Bank Indonesia (BI) menilai peningkatan literasi keuangan masih menjadi tantangan di tengah akses keuangan digital yang berkembang cepat. Berdasarkan Survei Nasional Literasi Keuangan (SNLIK) OJK 2024 mencatat literasi keuangan Indonesia sebesar 66,46%, sedangkan hasil survei OECD 2023 menunjukkan skor Indonesia sebesar 57, di bawah rata-rata global 60,3.
Deputi Gubernur Senior Bank Indonesia, Destry Damayanti mengatakan untuk menjawab tantangan peningkatan literasi keuangan digital, peranan talenta-talenta digital yang memiliki karakter digital savvy dan technology savvy menjadi penting.
Tidak hanya teknologi dan digital savvy, tetapi talenta digital ini juga diharapkan memiliki impact driven. Oleh karenanya komitmen dan konsistensi, inovasi, dan sinergi menjadi kunci untuk mewujudkan hal tersebut.
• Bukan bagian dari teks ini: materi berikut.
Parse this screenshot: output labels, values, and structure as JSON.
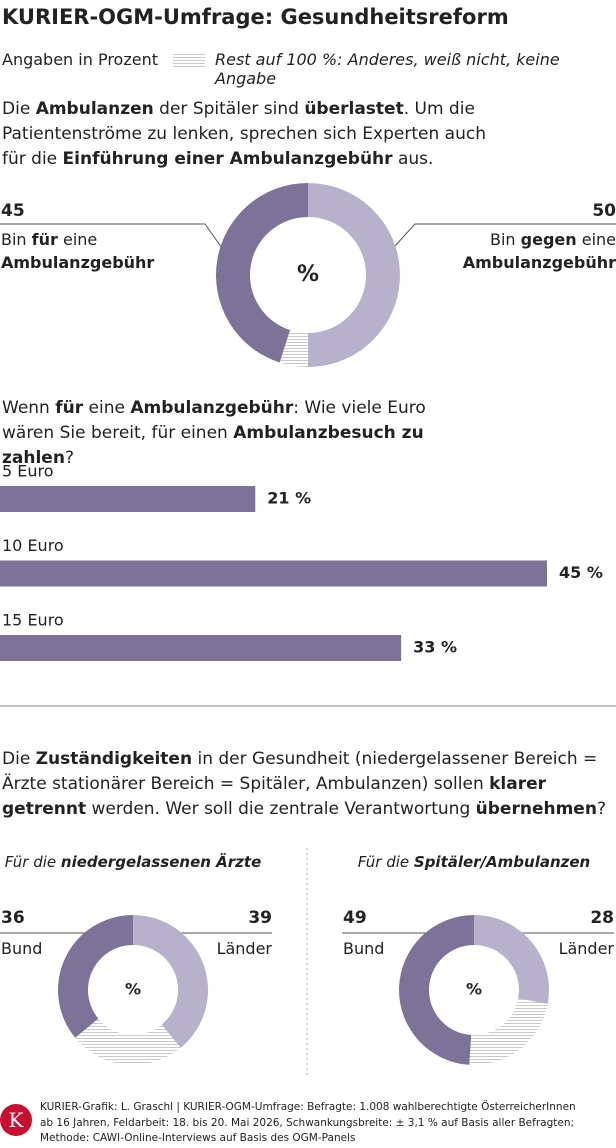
{
  "header": {
    "title": "KURIER-OGM-Umfrage: Gesundheitsreform",
    "unit_note": "Angaben in Prozent",
    "rest_note": "Rest auf 100 %: Anderes, weiß nicht, keine Angabe"
  },
  "chart_data": [
    {
      "type": "donut",
      "question": [
        "Die ",
        "Ambulanzen",
        " der Spitäler sind ",
        "überlastet",
        ". Um die Patientenströme zu lenken, sprechen sich Experten auch für die ",
        "Einführung einer Ambulanzgebühr",
        " aus."
      ],
      "center_label": "%",
      "series": [
        {
          "name": [
            "Bin ",
            "für",
            " eine ",
            "Ambulanzgebühr"
          ],
          "value": 45,
          "color": "#7d7298"
        },
        {
          "name": [
            "Bin ",
            "gegen",
            " eine ",
            "Ambulanzgebühr"
          ],
          "value": 50,
          "color": "#b8b1cc"
        }
      ]
    },
    {
      "type": "bar",
      "question": [
        "Wenn ",
        "für",
        " eine ",
        "Ambulanzgebühr",
        ": Wie viele Euro wären Sie bereit, für einen ",
        "Ambulanzbesuch zu zahlen",
        "?"
      ],
      "categories": [
        "5 Euro",
        "10 Euro",
        "15 Euro"
      ],
      "values": [
        21,
        45,
        33
      ],
      "value_labels": [
        "21 %",
        "45 %",
        "33 %"
      ],
      "color": "#7d7298"
    },
    {
      "type": "donut",
      "question": [
        "Die ",
        "Zuständigkeiten",
        " in der Gesundheit (niedergelassener Bereich = Ärzte stationärer Bereich = Spitäler, Ambulanzen) sollen ",
        "klarer getrennt",
        " werden. Wer soll die zentrale Verantwortung ",
        "übernehmen",
        "?"
      ],
      "title": [
        "Für die ",
        "niedergelassenen Ärzte"
      ],
      "center_label": "%",
      "series": [
        {
          "name": "Bund",
          "value": 36,
          "color": "#7d7298"
        },
        {
          "name": "Länder",
          "value": 39,
          "color": "#b8b1cc"
        }
      ]
    },
    {
      "type": "donut",
      "title": [
        "Für die ",
        "Spitäler/Ambulanzen"
      ],
      "center_label": "%",
      "series": [
        {
          "name": "Bund",
          "value": 49,
          "color": "#7d7298"
        },
        {
          "name": "Länder",
          "value": 28,
          "color": "#b8b1cc"
        }
      ]
    }
  ],
  "footer": {
    "logo": "K",
    "source": [
      "KURIER-Grafik: L. Graschl | KURIER-OGM-Umfrage: Befragte: 1.008 wahlberechtigte ÖsterreicherInnen",
      "ab 16 Jahren, Feldarbeit: 18. bis 20. Mai 2026, Schwankungsbreite: ± 3,1 % auf Basis aller Befragten;",
      "Methode: CAWI-Online-Interviews auf Basis des OGM-Panels"
    ]
  }
}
Ke depan, penguatan literasi keuangan harus dilakukan melalui edukasi yang relevan dan humanis, menggunakan pendekatan personal, inovatif, dan dinamis.
“Bank Indonesia juga akan memperkuat literasi dan inklusi keuangan nasional melalui sinergi kebijakan, program edukasi, dan pemanfaatan teknologi digital. Sebagai upaya peningkatan inklusi keuangan, Bank Indonesia mengedepankan pendekatan kolaboratif dengan pemerintah, industri, akademisi, dan masyarakat,” ujar Destry dalam keterangannya, Minggu (8/8/2025).
Untuk itu, Destry juga mengajak seluruh pihak untuk bergandengan tangan membangun Indonesia yang tangguh secara finansial, inklusif secara digital, dan sejahtera secara menyeluruh. Sebagai upaya mengakselerasi peningkatan literasi keuangan, BI menerbitkan buku Kajian Pemetaan Kompetensi Literasi Keuangan Digital sebagai referensi dalam melakukan kegiatan edukasi keuangan digital di Indonesia.
Sebagai anggota Dewan Nasional Keuangan Inklusif (DNKI), Bank Indonesia menjalankan berbagai inisiatif penguatan literasi keuangan yang menyasar masyarakat dari berbagai kelompok sasaran prioritas, termasuk perempuan, UMKM, masyarakat berpenghasilan rendah, pelajar, pekerja migran, dan masyarakat di wilayah tertinggal, terdepan, terluar (3T).
Kegiatan ini merupakan rangkaian KKI 2025 hari ketiga. Melalui pameran UMKM, talkshow, dan business matching, KKI menjadi ajang memperluas akses pasar sekaligus mempercepat digitalisasi layanan keuangan. Kegiatan ini tidak hanya menampilkan produk kreatif, tetapi juga mengedukasi pelaku usaha dan masyarakat agar memanfaatkan layanan keuangan digital secara bijak. Keterlibatan UMKM perempuan yang dominan menjadi katalis inklusi sosial dan ekonomi, selaras dengan tujuan Strategi Nasional Literasi dan Inklusi Keuangan (Stranas LIK).
Sementara, Menteri Pemberdayaan Perempuan dan Perlindungan Anak (PPPA), Arifah Fauzi menegaskan bahwa dalam transformasi keuangan digital, perempuan hadir tidak hanya sebagai penerima manfaat tetapi harus mampu menjadi agen perubahan. Oleh karenanya pembangunan SDM menjadi prioritas utama.
“KKI 2025 sebagai forum yang tidak hanya hadir sebagai respons terhadap perkembangan teknologi dan disrupsi digital tetapi juga merupakan manifestasi nyata dari komitmen bersama untuk menciptakan literasi keuangan digital yang adil terutama bagi perempuan Indonesia,” ujar Arifah.